Speedfit’s Treadmill Patent “Runs Into” On-Sale Bar Invalidity Due to Collateral Estoppel Stemming from a Prior Litigation on a Different Patent

Patterson Belknap Webb & Tyler LLP

Patterson Belknap Webb & Tyler LLP

On September 21, 2020, District Judge Chen (E.D.N.Y.) entered an order granting Defendants Chapco Inc. and Samsara Fitness LLC’s motion for summary judgment of invalidity of Plaintiffs Speedfit LLC and Aurel Astilean’s U.S. Patent No. 8,690,738 (“the ’738 Patent”), which is directed to a motor-less, leg-powered treadmill. The Court also denied Defendants’ motion to strike Plaintiff Astilean’s affidavit (“the Astilean Affidavit”) in support of Plaintiffs’ response to the summary judgment motion.

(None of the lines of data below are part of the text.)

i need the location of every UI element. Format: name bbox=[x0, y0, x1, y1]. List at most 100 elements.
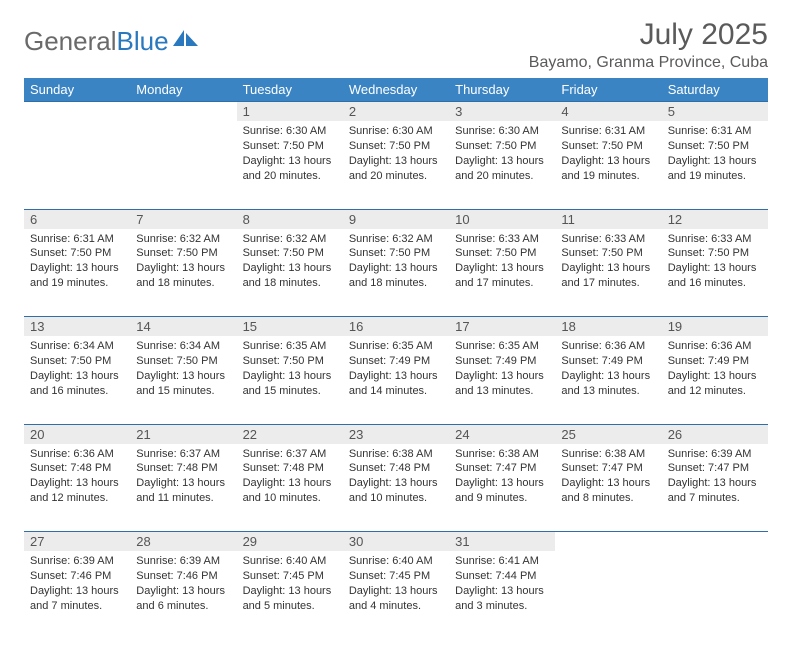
daylight-line: Daylight: 13 hours and 14 minutes. bbox=[349, 370, 438, 397]
day-cell: Sunrise: 6:31 AMSunset: 7:50 PMDaylight:… bbox=[555, 121, 661, 209]
day-cell: Sunrise: 6:34 AMSunset: 7:50 PMDaylight:… bbox=[130, 336, 236, 424]
weekday-header: Sunday bbox=[24, 78, 130, 102]
day-number: 10 bbox=[449, 209, 555, 229]
sunrise-line: Sunrise: 6:30 AM bbox=[243, 125, 327, 137]
day-number: 22 bbox=[237, 424, 343, 444]
sunrise-line: Sunrise: 6:35 AM bbox=[455, 340, 539, 352]
sunset-line: Sunset: 7:50 PM bbox=[561, 247, 642, 259]
day-details: Sunrise: 6:36 AMSunset: 7:48 PMDaylight:… bbox=[24, 444, 130, 512]
day-number: 27 bbox=[24, 532, 130, 552]
sunrise-line: Sunrise: 6:31 AM bbox=[30, 233, 114, 245]
brand-part1: General bbox=[24, 26, 117, 57]
day-details: Sunrise: 6:33 AMSunset: 7:50 PMDaylight:… bbox=[555, 229, 661, 297]
day-number: 23 bbox=[343, 424, 449, 444]
day-number: 3 bbox=[449, 102, 555, 122]
day-number: 31 bbox=[449, 532, 555, 552]
day-number: 24 bbox=[449, 424, 555, 444]
sunrise-line: Sunrise: 6:35 AM bbox=[243, 340, 327, 352]
day-number: 16 bbox=[343, 317, 449, 337]
daylight-line: Daylight: 13 hours and 19 minutes. bbox=[561, 155, 650, 182]
sunrise-line: Sunrise: 6:39 AM bbox=[30, 555, 114, 567]
daylight-line: Daylight: 13 hours and 17 minutes. bbox=[455, 262, 544, 289]
sunrise-line: Sunrise: 6:38 AM bbox=[349, 448, 433, 460]
day-details: Sunrise: 6:35 AMSunset: 7:50 PMDaylight:… bbox=[237, 336, 343, 404]
daylight-line: Daylight: 13 hours and 7 minutes. bbox=[668, 477, 757, 504]
brand-part2: Blue bbox=[117, 26, 169, 57]
day-cell: Sunrise: 6:33 AMSunset: 7:50 PMDaylight:… bbox=[662, 229, 768, 317]
day-cell: Sunrise: 6:30 AM Sunset: 7:50 PM Daylight:… bbox=[449, 121, 555, 209]
day-cell: Sunrise: 6:38 AMSunset: 7:48 PMDaylight:… bbox=[343, 444, 449, 532]
brand-sail-icon bbox=[173, 24, 199, 55]
sunset-line: Sunset: 7:50 PM bbox=[455, 247, 536, 259]
sunrise-line: Sunrise: 6:41 AM bbox=[455, 555, 539, 567]
daylight-line: Daylight: 13 hours and 20 minutes. bbox=[349, 155, 438, 182]
page-header: GeneralBlue July 2025 Bayamo, Granma Pro… bbox=[24, 18, 768, 72]
empty-day-number bbox=[662, 532, 768, 552]
day-cell: Sunrise: 6:36 AMSunset: 7:48 PMDaylight:… bbox=[24, 444, 130, 532]
sunset-line: Sunset: 7:50 PM bbox=[668, 140, 749, 152]
sunset-line: Sunset: 7:49 PM bbox=[668, 355, 749, 367]
sunset-line: Sunset: 7:50 PM bbox=[349, 247, 430, 259]
daylight-line: Daylight: 13 hours and 13 minutes. bbox=[455, 370, 544, 397]
day-number: 7 bbox=[130, 209, 236, 229]
sunrise-line: Sunrise: 6:32 AM bbox=[136, 233, 220, 245]
day-cell: Sunrise: 6:39 AMSunset: 7:46 PMDaylight:… bbox=[130, 551, 236, 639]
day-details: Sunrise: 6:35 AMSunset: 7:49 PMDaylight:… bbox=[449, 336, 555, 404]
weekday-header: Friday bbox=[555, 78, 661, 102]
daylight-line: Daylight: 13 hours and 11 minutes. bbox=[136, 477, 225, 504]
sunrise-line: Sunrise: 6:35 AM bbox=[349, 340, 433, 352]
sunset-line: Sunset: 7:50 PM bbox=[243, 140, 324, 152]
day-number: 21 bbox=[130, 424, 236, 444]
week-body-row: Sunrise: 6:34 AM Sunset: 7:50 PM Daylight:… bbox=[24, 336, 768, 424]
day-details: Sunrise: 6:40 AMSunset: 7:45 PMDaylight:… bbox=[237, 551, 343, 619]
sunrise-line: Sunrise: 6:39 AM bbox=[136, 555, 220, 567]
day-cell: Sunrise: 6:32 AMSunset: 7:50 PMDaylight:… bbox=[130, 229, 236, 317]
day-cell: Sunrise: 6:37 AMSunset: 7:48 PMDaylight:… bbox=[130, 444, 236, 532]
daylight-line: Daylight: 13 hours and 20 minutes. bbox=[455, 155, 544, 182]
day-number: 2 bbox=[343, 102, 449, 122]
daylight-line: Daylight: 13 hours and 6 minutes. bbox=[136, 585, 225, 612]
day-cell: Sunrise: 6:31 AMSunset: 7:50 PMDaylight:… bbox=[24, 229, 130, 317]
sunrise-line: Sunrise: 6:30 AM bbox=[455, 125, 539, 137]
sunset-line: Sunset: 7:48 PM bbox=[30, 462, 111, 474]
sunset-line: Sunset: 7:47 PM bbox=[455, 462, 536, 474]
daylight-line: Daylight: 13 hours and 19 minutes. bbox=[30, 262, 119, 289]
day-details: Sunrise: 6:36 AMSunset: 7:49 PMDaylight:… bbox=[662, 336, 768, 404]
daylight-line: Daylight: 13 hours and 7 minutes. bbox=[30, 585, 119, 612]
daylight-line: Daylight: 13 hours and 18 minutes. bbox=[349, 262, 438, 289]
day-details: Sunrise: 6:30 AM Sunset: 7:50 PM Daylight:… bbox=[449, 121, 555, 189]
day-details: Sunrise: 6:38 AMSunset: 7:47 PMDaylight:… bbox=[555, 444, 661, 512]
daylight-line: Daylight: 13 hours and 15 minutes. bbox=[136, 370, 225, 397]
day-cell: Sunrise: 6:39 AMSunset: 7:47 PMDaylight:… bbox=[662, 444, 768, 532]
day-number: 19 bbox=[662, 317, 768, 337]
sunset-line: Sunset: 7:46 PM bbox=[30, 570, 111, 582]
weekday-header-row: SundayMondayTuesdayWednesdayThursdayFrid… bbox=[24, 78, 768, 102]
daylight-line: Daylight: 13 hours and 17 minutes. bbox=[561, 262, 650, 289]
day-cell: Sunrise: 6:32 AMSunset: 7:50 PMDaylight:… bbox=[343, 229, 449, 317]
sunset-line: Sunset: 7:44 PM bbox=[455, 570, 536, 582]
day-cell: Sunrise: 6:30 AMSunset: 7:50 PMDaylight:… bbox=[237, 121, 343, 209]
day-details: Sunrise: 6:37 AMSunset: 7:48 PMDaylight:… bbox=[130, 444, 236, 512]
sunset-line: Sunset: 7:50 PM bbox=[243, 247, 324, 259]
brand-logo: GeneralBlue bbox=[24, 18, 199, 57]
empty-day-number bbox=[24, 102, 130, 122]
day-number: 18 bbox=[555, 317, 661, 337]
sunrise-line: Sunrise: 6:34 AM bbox=[30, 340, 114, 352]
day-number: 12 bbox=[662, 209, 768, 229]
day-details: Sunrise: 6:31 AMSunset: 7:50 PMDaylight:… bbox=[662, 121, 768, 189]
empty-day-cell bbox=[24, 121, 130, 209]
day-details: Sunrise: 6:30 AMSunset: 7:50 PMDaylight:… bbox=[343, 121, 449, 189]
day-number: 15 bbox=[237, 317, 343, 337]
empty-day-cell bbox=[555, 551, 661, 639]
day-number: 26 bbox=[662, 424, 768, 444]
location-subtitle: Bayamo, Granma Province, Cuba bbox=[529, 54, 768, 72]
month-title: July 2025 bbox=[529, 18, 768, 52]
sunset-line: Sunset: 7:50 PM bbox=[243, 355, 324, 367]
day-cell: Sunrise: 6:38 AMSunset: 7:47 PMDaylight:… bbox=[449, 444, 555, 532]
sunset-line: Sunset: 7:50 PM bbox=[455, 140, 536, 152]
day-number: 20 bbox=[24, 424, 130, 444]
day-details: Sunrise: 6:30 AMSunset: 7:50 PMDaylight:… bbox=[237, 121, 343, 189]
day-details: Sunrise: 6:33 AMSunset: 7:50 PMDaylight:… bbox=[449, 229, 555, 297]
sunset-line: Sunset: 7:49 PM bbox=[561, 355, 642, 367]
daylight-line: Daylight: 13 hours and 10 minutes. bbox=[243, 477, 332, 504]
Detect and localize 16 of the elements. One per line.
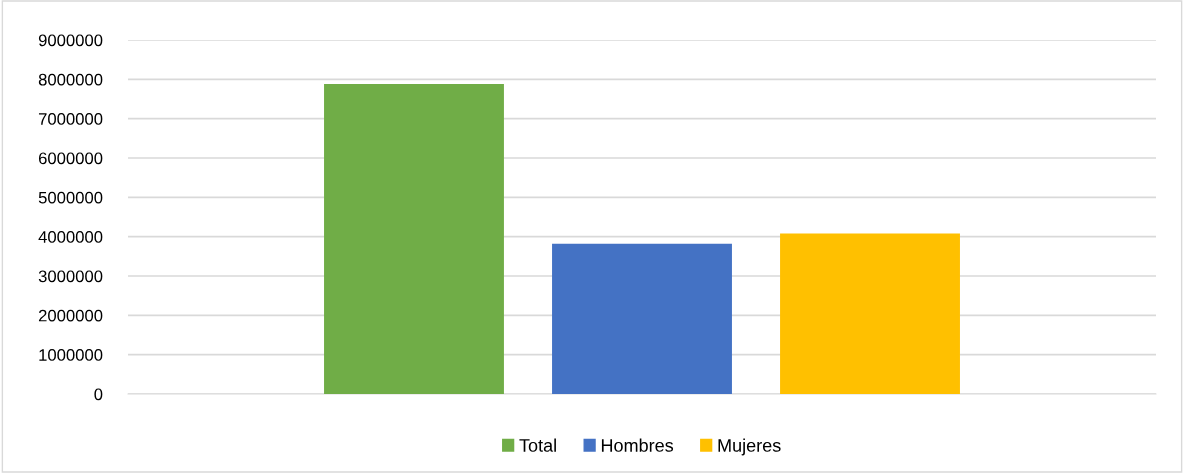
y-tick-label: 6000000 [38,152,103,165]
bar [780,233,960,394]
legend-label: Mujeres [718,438,781,456]
bar [552,243,732,394]
y-tick-label: 5000000 [38,191,103,204]
y-tick-label: 7000000 [38,113,103,125]
y-tick-label: 0 [94,388,103,401]
legend-label: Hombres [601,438,674,452]
y-tick-label: 1000000 [39,349,103,361]
y-tick-label: 2000000 [38,309,103,322]
legend-label: Total [519,438,556,452]
y-tick-label: 9000000 [38,34,103,47]
bar [324,84,504,394]
y-tick-label: 4000000 [38,231,103,243]
y-tick-label: 8000000 [38,73,103,86]
y-tick-label: 3000000 [38,270,103,283]
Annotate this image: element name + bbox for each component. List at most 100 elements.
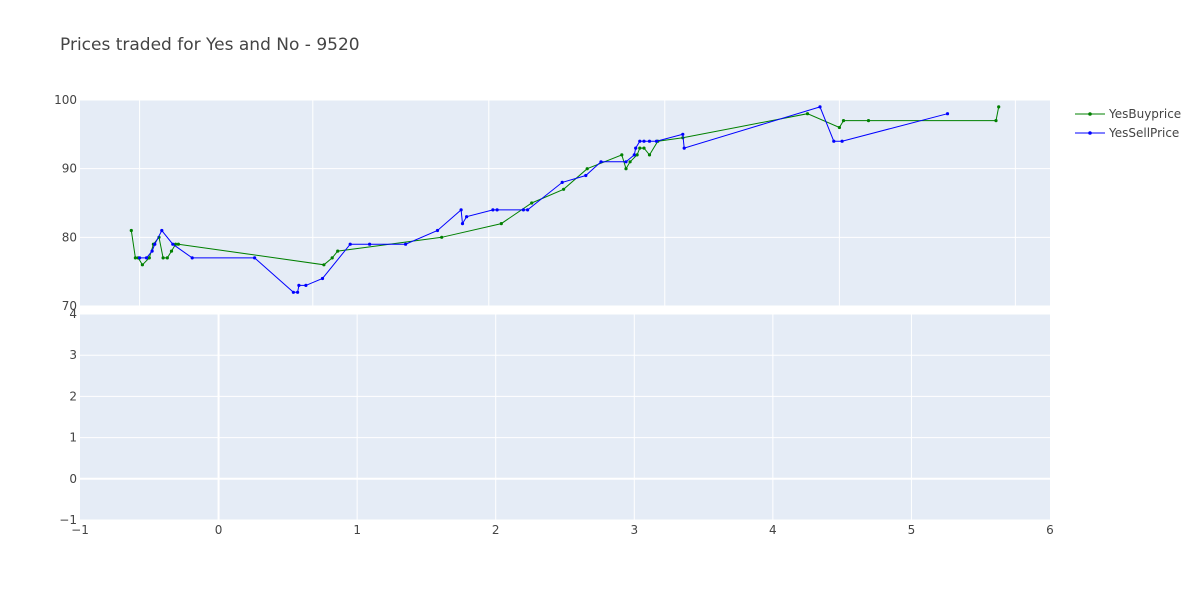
data-point-YesBuyprice[interactable] bbox=[336, 249, 340, 253]
data-point-YesBuyprice[interactable] bbox=[129, 228, 133, 233]
data-point-YesBuyprice[interactable] bbox=[133, 256, 137, 260]
data-point-YesSellPrice[interactable] bbox=[368, 242, 372, 246]
data-point-YesBuyprice[interactable] bbox=[638, 146, 642, 150]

On the invalidity summary judgment motion, the Court analyzed whether collateral estoppel stemming from a prior litigation on a different patent prevents Plaintiffs from arguing that the ’738 Patent claims are valid. The Court found that the sole independent claim of the ’738 Patent is substantially similar to an independent claim of U.S. Patent No. 8,343,016 (“the ’016 Patent”), of which the ’738 Patent is a continuation. In a prior litigation against a different defendant, the claims of the ’016 Patent were found invalid as anticipated by a product known as “Speedboard” under the “on-sale” bar of 35 U.S.C. 102(b). Plaintiffs argued that collateral estoppel does not apply because one of the four requisite factors was not satisfied: “the identical issue was [not] raised in [the] previous proceeding.” Purdy v. Zeldes, 337 F.3d 253, 258 (2d. Cir. 2003). In arguing that the patents are patentably distinct, Plaintiffs relied largely on differences between the product accused of infringing the ’016 Patent in the prior litigation and the product accused of infringing the ’738 Patent in the current litigation. The Court, however, determined that none of the differences identified by Plaintiffs resulted from differences between the two patents themselves. The Court went on to find that the claims of the ’738 Patent were not materially different from those of the ’016 Patent and thus held that the ’738 Patent is also invalid based on collateral estoppel.

The Court also denied Defendants’ motion to strike the Astilean Affidavit, explaining that such a motion is not an appropriate vehicle for contesting an affidavit. Nevertheless the Court went on to analyze the propriety of the Astilean Affidavit in connection with the summary judgment motion. Plaintiffs had not disclosed Astilean as an expert; yet the Affidavit offered expert testimony and conclusions such as whether Speedboard anticipates the ’738 Patent and whether the ’738 Patent and the ’016 Patent are different. Thus, the Court declined to consider those portions of the Astilean Affidavit.

Case: Speedfit LLC v. Chapco Inc., No. 15-cv-1323, Dkt. No. 94 (E.D.N.Y. Sept. 21, 2020).

DISCLAIMER: Because of the generality of this update, the information provided herein may not be applicable in all situations and should not be acted upon without specific legal advice based on particular situations.